While I was working on material for my study groups on Encountering the Imaginal in Everyday Life, I came across this bit from my dissertation. It feels important to share.
Throughout most of my life—actually, until the last ten years or so—I felt very much alone in the world, unable to form deep relationships with anyone. It’s still something I struggle with at times, but so much has changed, and in a very positive direction.
This is what I wrote almost a decade ago:
Engagement with others, with community, is a requirement for the soul and for the process of individuation. Jung (1921/1971) said, “As the individual is not just a single, separate being, but by his very existence presupposes a collective relationship, it follows that the process of individuation must lead to more intense and broader collective relationships and not to isolation” (p. 448). Hillman (1972) says that
psychological development stops in isolation; it seems unable to forego the context of other souls…. Soul-making would seem to have a Dionysian hole through which the individual soul is drawn into a communal “madness” …. This leakage … between souls dissolves paranoid isolation and seems required by the soul in contradistinction to the spirit, which proceeds, as Plotinus said, from the alone to the alone…. Psychology is created within the vale of living intimacy. (pp. 26-27)
My engagement with community—the Jung Society, the dance community, the horse owners at the barn, my students, and even Facebook—has been tremendously healing for me. A recent journal entry reads,
Somehow, through this experience, I’m being called upon to rebuild myself.
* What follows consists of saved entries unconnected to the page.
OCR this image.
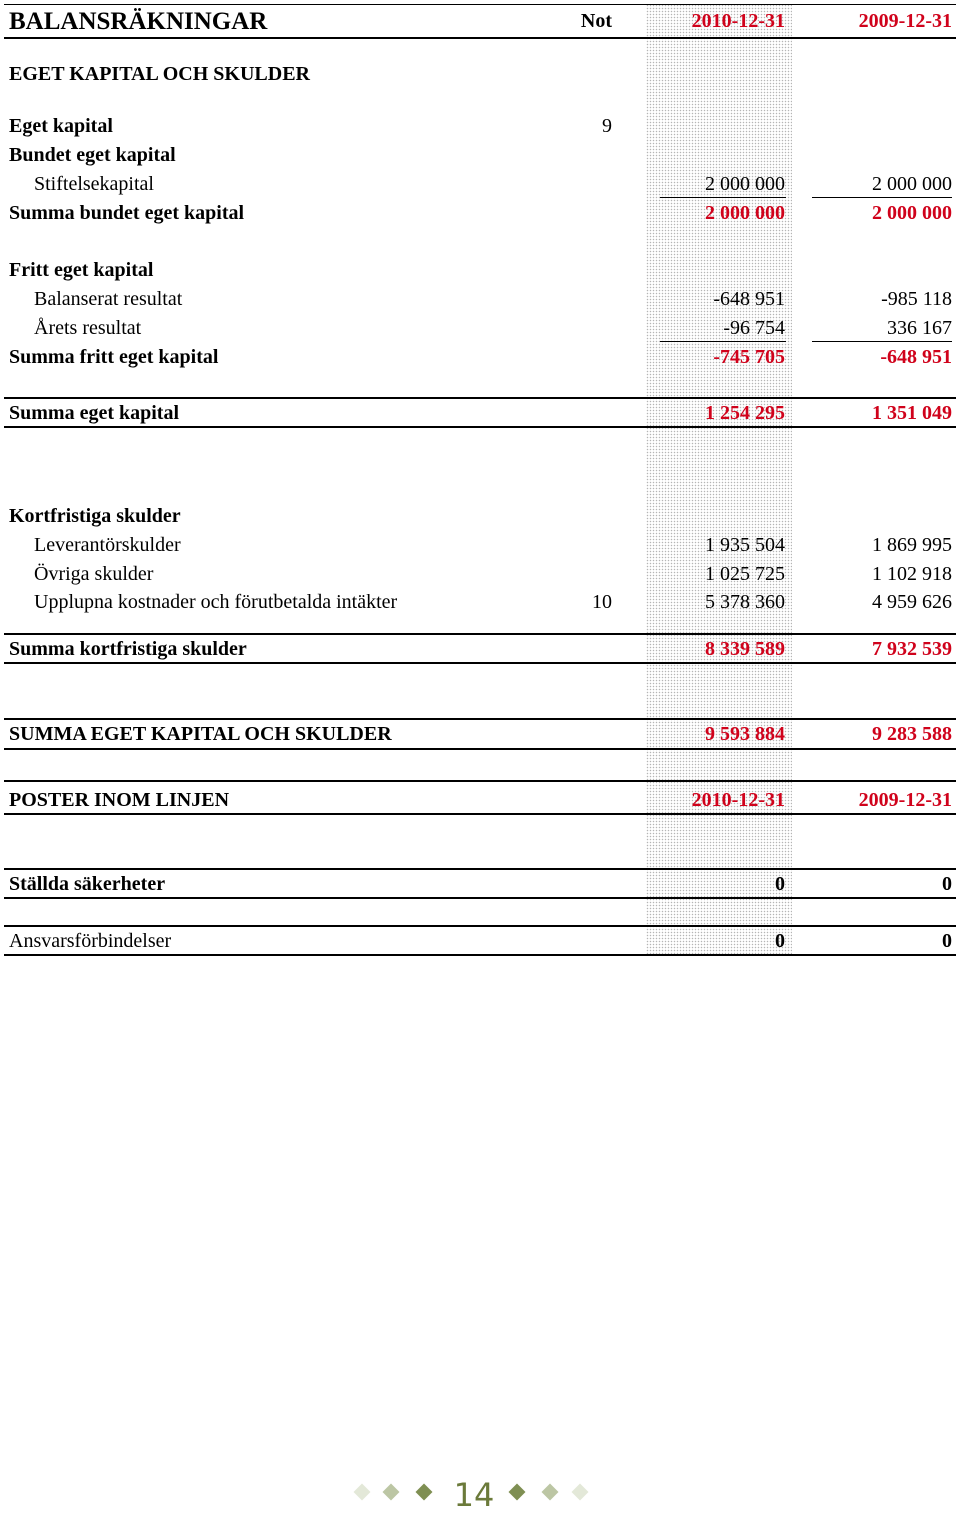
BALANSRÄKNINGAR	Not	2010-12-31	2009-12-31
EGET KAPITAL OCH SKULDER
Eget kapital	9
Bundet eget kapital
Stiftelsekapital	2 000 000	2 000 000
Summa bundet eget kapital	2 000 000	2 000 000
Fritt eget kapital
Balanserat resultat	-648 951	-985 118
Årets resultat	-96 754	336 167
Summa fritt eget kapital	-745 705	-648 951
Summa eget kapital	1 254 295	1 351 049
Kortfristiga skulder
Leverantörskulder	1 935 504	1 869 995
Övriga skulder	1 025 725	1 102 918
Upplupna kostnader och förutbetalda intäkter	10	5 378 360	4 959 626
Summa kortfristiga skulder	8 339 589	7 932 539
SUMMA EGET KAPITAL OCH SKULDER	9 593 884	9 283 588
POSTER INOM LINJEN	2010-12-31	2009-12-31
Ställda säkerheter	0	0
Ansvarsförbindelser	0	0
14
And now, as I realize this, I find a quote from Judith Herman (Robb, 2006):
Recovery can take place only within the context of relationships; it cannot occur in isolation. In her renewed connection with other people, the survivor re-creates the psychological faculties that were damaged or deformed by the traumatic experience. These faculties include the basic capacities for trust, autonomy, initiative, competence, identity, and intimacy. (p. 341)
Whatever trauma I encountered in my childhood—damaging experiences in the hospital, a difficult relationship with my father, the violence of cultural repression—are slowly being healed through my relationships with a community of friends.
Hillman, J. (1972). The myth of analysis: Three essays in archetypal psychology. Evanston, IL: Northwestern University Press.
Jung, C. G. (1971). Psychological types. In R. F. C. Hull (Trans.), The collected works of C. G. Jung (Vol. 6). Princeton, NJ: Princeton University Press. (Original work published 1921)
Robb, C. (2006). This changes everything: The relational revolution in psychology. New York: Farrar, Straus & Giroux.